Выпалив все это скороговоркой, Чернышев удалился, уступив место консилиуму в составе Лыкова, Баландина и Любови Григорьевны. Консилиум определил у меня бронхит, осложненный, по особому мнению Лыкова, умственной недостаточностью, и приговорил пить горячее молоко с медом, дважды в сутки ставить горчичники, есть манную кашу и не трепыхаться. На прощание Лыков пробурчал, что для прочистки мозгов не помешала бы ведерная клизма с морской водой, но из-за отсутствия процедурного кабинета пообещал поставить ее по возвращении.
Пока я, облепленный горчичниками, проклинал свою жалкую участь, вокруг кипели страсти. Ерофеев и Кудрейко, заскочившие проведать больного, рассказали, что многие на «Дежневе» взбудоражены вчерашней плавной качкой и намерением капитана пойти на сорок пять тонн. Об этом повсюду судачат, разбившись на группки, кто-то вроде бы сунулся к Чернышеву заверить завещание, но это, скорее всего, треп, а точно известно лишь то, что большое, размером с простыню, донесение начальнику управления написал Корсаков, но Лесота его не принял. Об этом Корсаков поставил всех в известность за завтраком, в присутствии Чернышева, который повздыхал, что антенна до сих пор не восстановлена, и обещал при первой же возможности ту жалобу передать. От слова «жалоба» Корсакова передернуло, но он смолчал, и завтрак закончился без перебранки. Однако в столовой команды Перышкин в открытую прохаживается по адресу капитана и требует по старому морскому обычаю предъявить ему претензию, «пока нас всех не утопили, как слепых котят».

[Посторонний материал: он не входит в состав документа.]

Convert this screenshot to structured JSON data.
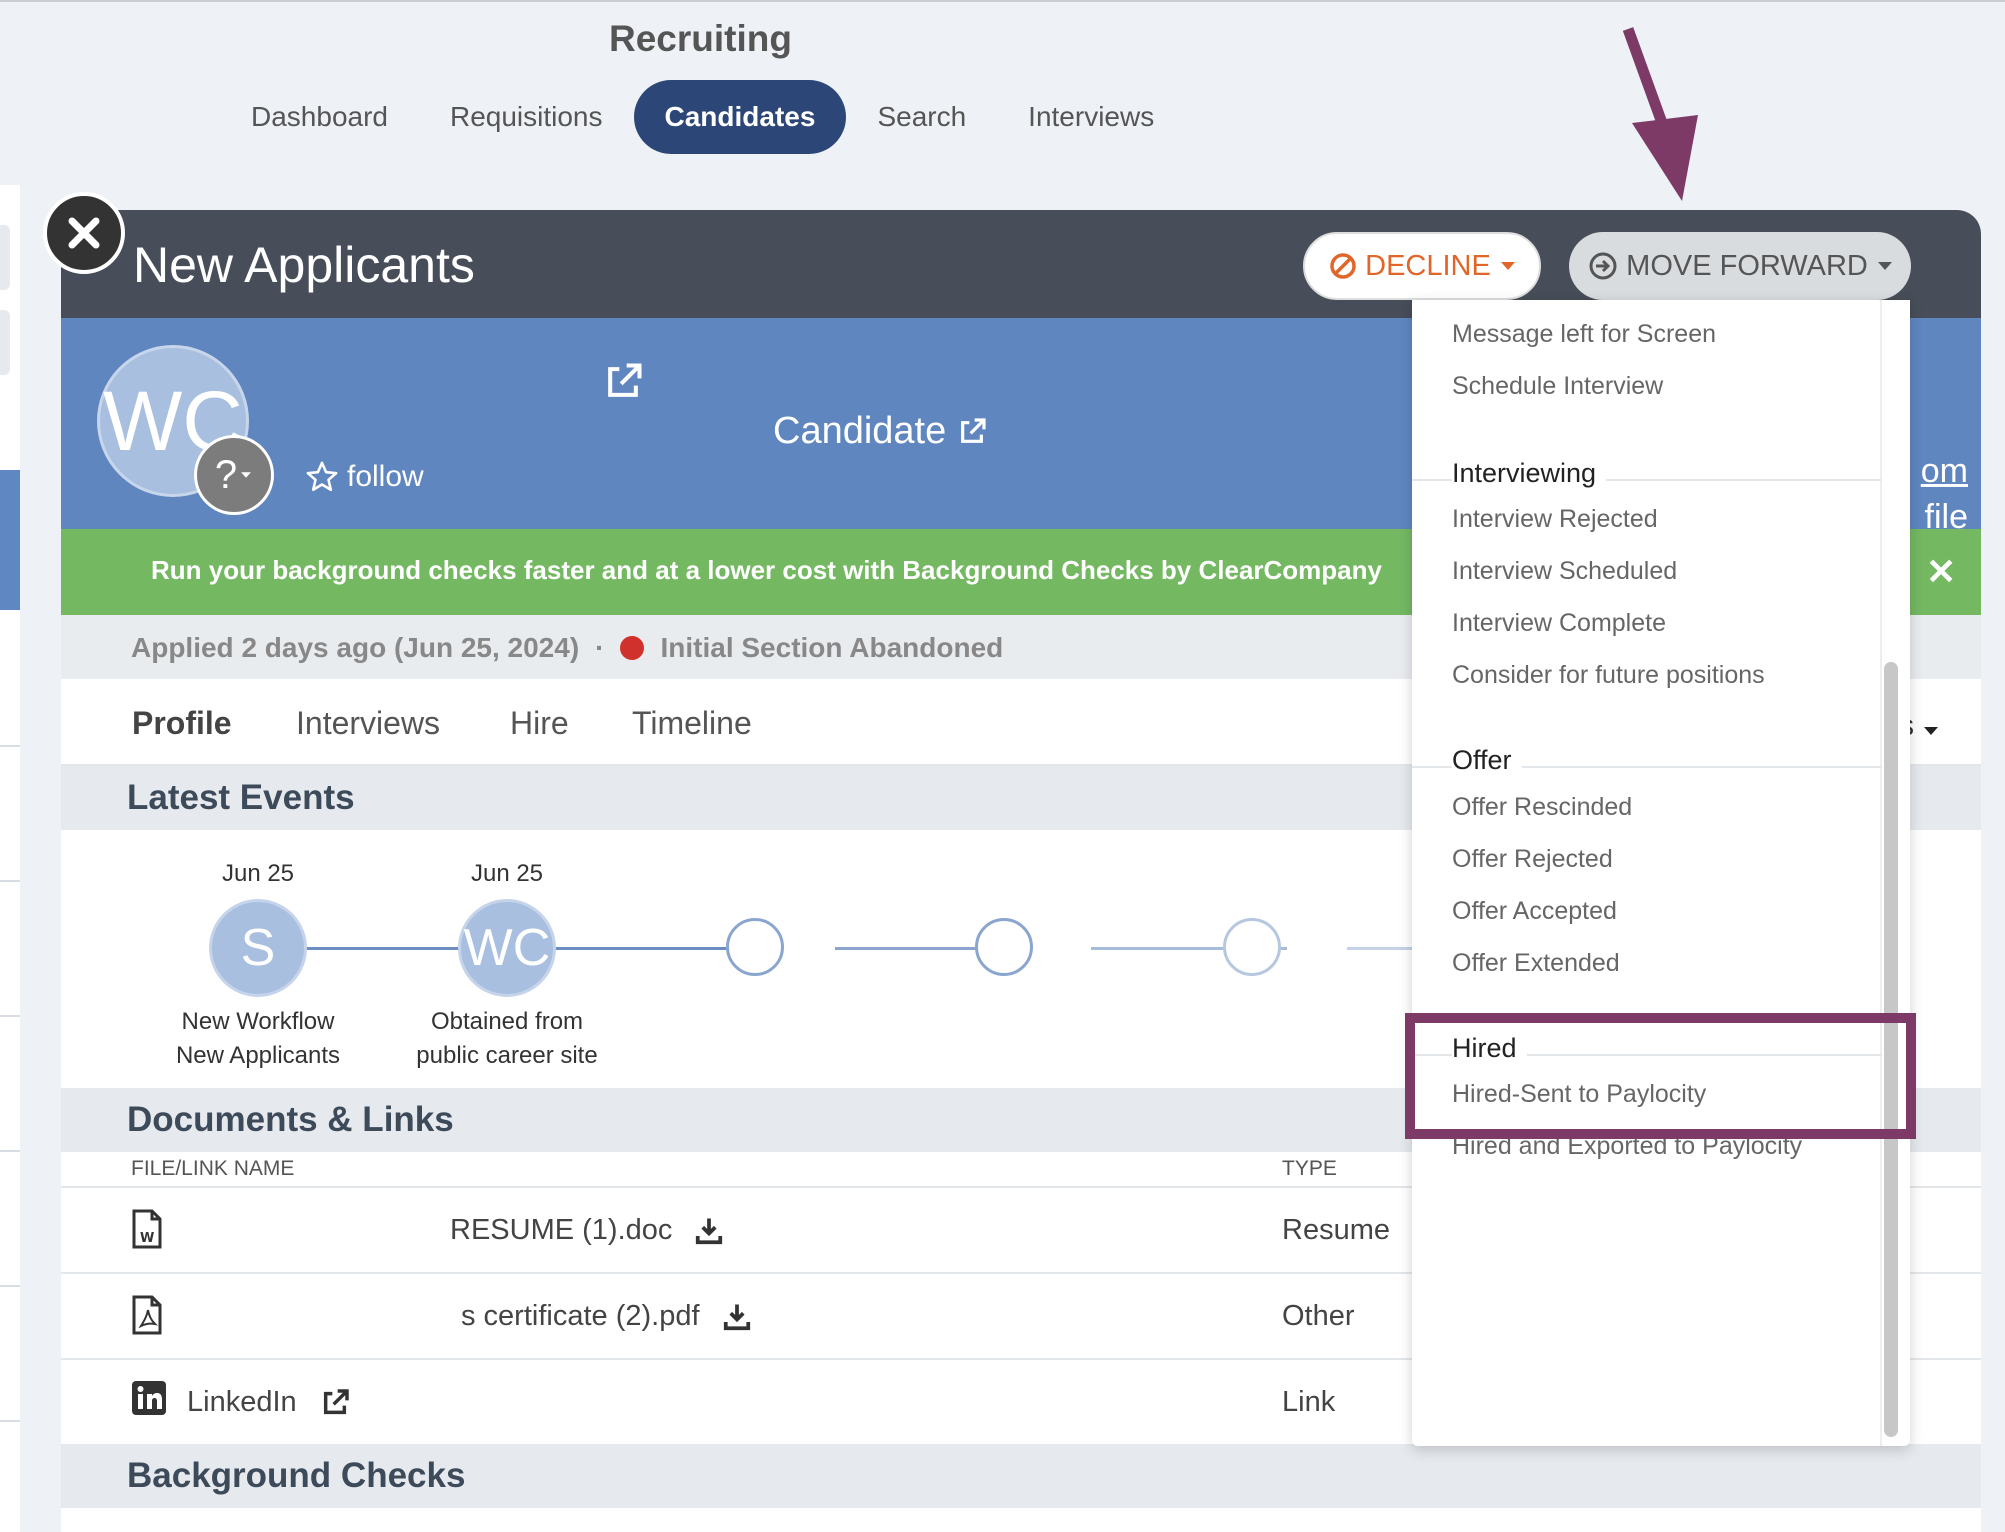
{
  "app": {
    "title": "Recruiting"
  },
  "nav": {
    "tabs": [
      "Dashboard",
      "Requisitions",
      "Candidates",
      "Search",
      "Interviews"
    ],
    "active": "Candidates"
  },
  "modal": {
    "title": "New Applicants",
    "decline_label": "DECLINE",
    "move_forward_label": "MOVE FORWARD"
  },
  "candidate": {
    "initials": "WC",
    "badge": "?",
    "follow_label": "follow",
    "name_label": "Candidate",
    "right_peek": [
      "om",
      "file"
    ]
  },
  "promo": {
    "text": "Run your background checks faster and at a lower cost with Background Checks by ClearCompany"
  },
  "status": {
    "applied": "Applied 2 days ago (Jun 25, 2024)",
    "separator": "·",
    "state": "Initial Section Abandoned",
    "state_color": "#d0312d"
  },
  "subtabs": [
    "Profile",
    "Interviews",
    "Hire",
    "Timeline"
  ],
  "subtabs_right": "s",
  "latest_events": {
    "heading": "Latest Events",
    "events": [
      {
        "date": "Jun 25",
        "initials": "S",
        "caption_1": "New Workflow",
        "caption_2": "New Applicants"
      },
      {
        "date": "Jun 25",
        "initials": "WC",
        "caption_1": "Obtained from",
        "caption_2": "public career site"
      }
    ]
  },
  "documents": {
    "heading": "Documents & Links",
    "col_name": "FILE/LINK NAME",
    "col_type": "TYPE",
    "rows": [
      {
        "icon": "word-doc-icon",
        "name": "RESUME (1).doc",
        "type": "Resume"
      },
      {
        "icon": "pdf-icon",
        "name": "s certificate (2).pdf",
        "type": "Other"
      },
      {
        "icon": "linkedin-icon",
        "name": "LinkedIn",
        "type": "Link"
      }
    ]
  },
  "background_checks": {
    "heading": "Background Checks"
  },
  "dropdown": {
    "top_items": [
      "Message left for Screen",
      "Schedule Interview"
    ],
    "groups": [
      {
        "header": "Interviewing",
        "items": [
          "Interview Rejected",
          "Interview Scheduled",
          "Interview Complete",
          "Consider for future positions"
        ]
      },
      {
        "header": "Offer",
        "items": [
          "Offer Rescinded",
          "Offer Rejected",
          "Offer Accepted",
          "Offer Extended"
        ]
      },
      {
        "header": "Hired",
        "items": [
          "Hired-Sent to Paylocity",
          "Hired and Exported to Paylocity"
        ]
      }
    ]
  },
  "colors": {
    "nav_active": "#2c4777",
    "header": "#474e59",
    "band": "#6086c0",
    "promo": "#74b862",
    "annotation": "#7d3a66",
    "decline": "#e0662a"
  }
}
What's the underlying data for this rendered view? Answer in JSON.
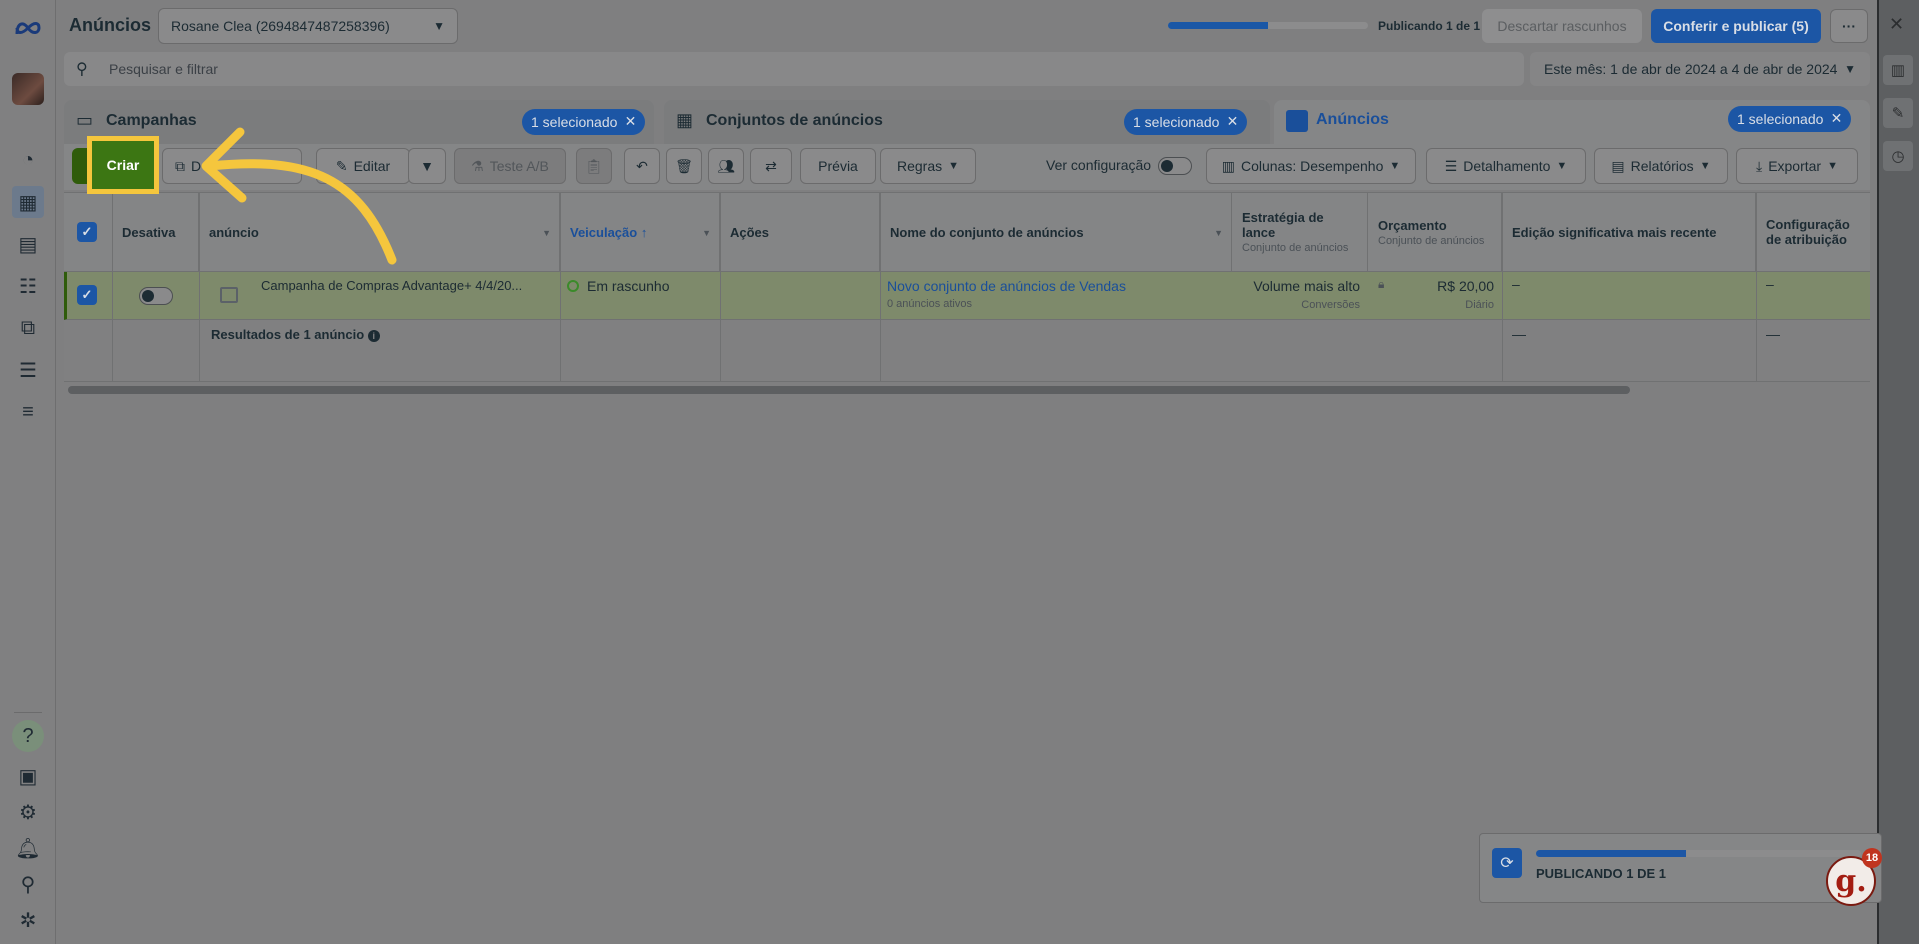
{
  "header": {
    "title": "Anúncios",
    "account": "Rosane Clea (2694847487258396)",
    "publish_progress": 0.5,
    "publish_status": "Publicando 1 de 1",
    "discard_label": "Descartar rascunhos",
    "publish_label": "Conferir e publicar (5)",
    "more_label": "···"
  },
  "search": {
    "placeholder": "Pesquisar e filtrar",
    "date_range": "Este mês: 1 de abr de 2024 a 4 de abr de 2024"
  },
  "tabs": [
    {
      "label": "Campanhas",
      "selected": "1 selecionado"
    },
    {
      "label": "Conjuntos de anúncios",
      "selected": "1 selecionado"
    },
    {
      "label": "Anúncios",
      "selected": "1 selecionado"
    }
  ],
  "toolbar": {
    "create_label": "Criar",
    "duplicate_label": "D",
    "edit_label": "Editar",
    "ab_test_label": "Teste A/B",
    "preview_label": "Prévia",
    "rules_label": "Regras",
    "view_config_label": "Ver configuração",
    "columns_label": "Colunas: Desempenho",
    "breakdown_label": "Detalhamento",
    "reports_label": "Relatórios",
    "export_label": "Exportar"
  },
  "table": {
    "headers": {
      "toggle": "Desativa",
      "name": "anúncio",
      "delivery": "Veiculação",
      "actions": "Ações",
      "adset_name": "Nome do conjunto de anúncios",
      "bid_strategy": "Estratégia de lance",
      "bid_strategy_sub": "Conjunto de anúncios",
      "budget": "Orçamento",
      "budget_sub": "Conjunto de anúncios",
      "last_edit": "Edição significativa mais recente",
      "attribution": "Configuração de atribuição"
    },
    "row": {
      "name": "Campanha de Compras Advantage+ 4/4/20...",
      "delivery": "Em rascunho",
      "adset_name": "Novo conjunto de anúncios de Vendas",
      "adset_sub": "0 anúncios ativos",
      "bid_strategy": "Volume mais alto",
      "bid_strategy_sub": "Conversões",
      "budget": "R$ 20,00",
      "budget_sub": "Diário",
      "last_edit": "–",
      "attribution": "–"
    },
    "results": {
      "label": "Resultados de 1 anúncio",
      "last_edit": "—",
      "attribution": "—"
    }
  },
  "popup": {
    "status": "PUBLICANDO 1 DE 1",
    "progress": 0.5
  },
  "badge": {
    "letter": "g.",
    "count": "18"
  },
  "colors": {
    "accent": "#1c56a5",
    "create": "#3c7613",
    "highlight": "#f5c63d"
  }
}
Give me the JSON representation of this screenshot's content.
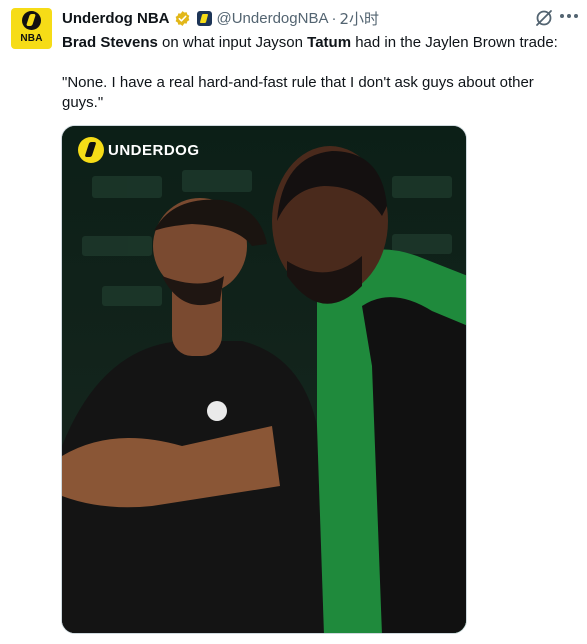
{
  "account": {
    "name": "Underdog NBA",
    "handle": "@UnderdogNBA",
    "separator": "·",
    "time": "2小时",
    "avatar_label": "NBA",
    "verified_icon": "verified-badge-gold",
    "affiliation_icon": "underdog-affiliate-icon"
  },
  "tweet": {
    "part1": "Brad Stevens",
    "part2": " on what input Jayson ",
    "part3": "Tatum",
    "part4": " had in the Jaylen Brown trade:",
    "quote": "\"None. I have a real hard-and-fast rule that I don't ask guys about other guys.\""
  },
  "media": {
    "watermark": "UNDERDOG"
  },
  "icons": {
    "grok": "grok-icon",
    "more": "more-icon"
  },
  "colors": {
    "brand_yellow": "#f6dc17",
    "secondary_text": "#536471",
    "verified_gold": "#e2b719",
    "celtics_green": "#1f8a3c"
  }
}
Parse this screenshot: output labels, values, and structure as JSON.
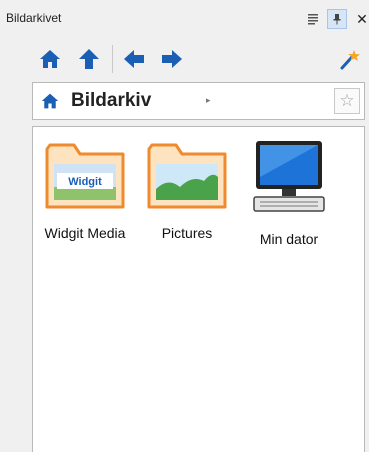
{
  "window": {
    "title": "Bildarkivet",
    "close_glyph": "✕"
  },
  "toolbar": {
    "icons": [
      "home-icon",
      "up-arrow-icon",
      "back-arrow-icon",
      "forward-arrow-icon",
      "magic-wand-icon"
    ]
  },
  "breadcrumb": {
    "label": "Bildarkiv",
    "arrow": "▸",
    "star": "☆"
  },
  "items": [
    {
      "label": "Widgit Media",
      "icon": "folder-widgit-icon",
      "badge": "Widgit"
    },
    {
      "label": "Pictures",
      "icon": "folder-pictures-icon"
    },
    {
      "label": "Min dator",
      "icon": "computer-icon"
    }
  ],
  "colors": {
    "accent_blue": "#1a5fb4",
    "folder_orange": "#f08a2e",
    "folder_fill": "#fde3bf"
  }
}
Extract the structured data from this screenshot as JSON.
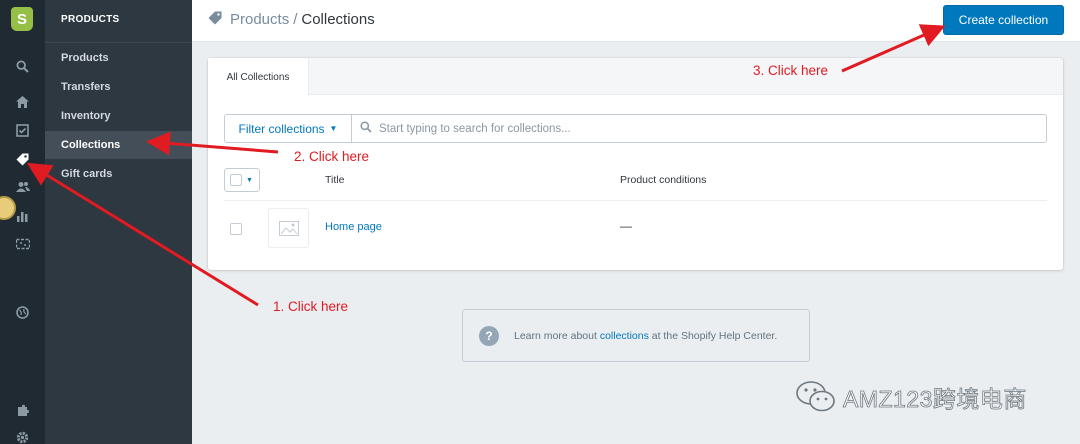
{
  "rail": {
    "icons": [
      "shopify-logo-icon",
      "search-icon",
      "home-icon",
      "orders-icon",
      "products-tag-icon",
      "customers-icon",
      "analytics-icon",
      "discounts-icon",
      "online-store-icon",
      "apps-icon",
      "settings-icon"
    ],
    "active": "products-tag-icon",
    "logo_letter": "S"
  },
  "subnav": {
    "heading": "PRODUCTS",
    "items": [
      {
        "label": "Products"
      },
      {
        "label": "Transfers"
      },
      {
        "label": "Inventory"
      },
      {
        "label": "Collections",
        "active": true
      },
      {
        "label": "Gift cards"
      }
    ]
  },
  "header": {
    "breadcrumb_parent": "Products",
    "breadcrumb_separator": "/",
    "breadcrumb_current": "Collections",
    "create_button": "Create collection"
  },
  "card": {
    "tab": "All Collections",
    "filter_button": "Filter collections",
    "search_placeholder": "Start typing to search for collections...",
    "columns": {
      "title": "Title",
      "conditions": "Product conditions"
    },
    "rows": [
      {
        "title": "Home page",
        "conditions": "—"
      }
    ]
  },
  "help": {
    "prefix": "Learn more about ",
    "link": "collections",
    "suffix": " at the Shopify Help Center."
  },
  "annotations": {
    "step1": "1. Click here",
    "step2": "2. Click here",
    "step3": "3. Click here"
  },
  "watermark": "AMZ123跨境电商",
  "colors": {
    "accent": "#0078bd",
    "annotation": "#e01b22",
    "rail_bg": "#1f2a33",
    "subnav_bg": "#2e3841"
  }
}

– Точно, как слепых котят! – подтвердил Перышкин, явившийся с Воротилиным по моему приглашению. – «Во имя будущего! Все моряки вам спасибо скажут!» – передразнил он кого-то. – Только не заливай мне, Георгич, меня уже двадцать четыре года воспитывают кому не лень. Да я из их «спасибо» белых тапочек не сошью! На кой хрен я должен тонуть ради незнакомых людей, которых и не увижу никогда? Где есть такой закон, покажи!
– Такого закона нет, – сказал я. – Здесь каждый решает за себя, как несколько дней назад матрос Перышкин, который вызвался заменить Дуганова.
– Совсем другое дело, – смягчился польщенный Перышкин, – тоже мне сравнил… Своей жизни я хозяин, усек? Не желаю, чтоб мне приказывали, где и когда я должен отдавать концы!
– Вот и шел бы в управдомы, – ухмыльнулся Воротилин. – Зря на него время тратите, Павел Георгич.
– А куда еще Георгичу его девать? – съязвил Перышкин. – Каждому свое: одному кайлом махать, другому авторучкой.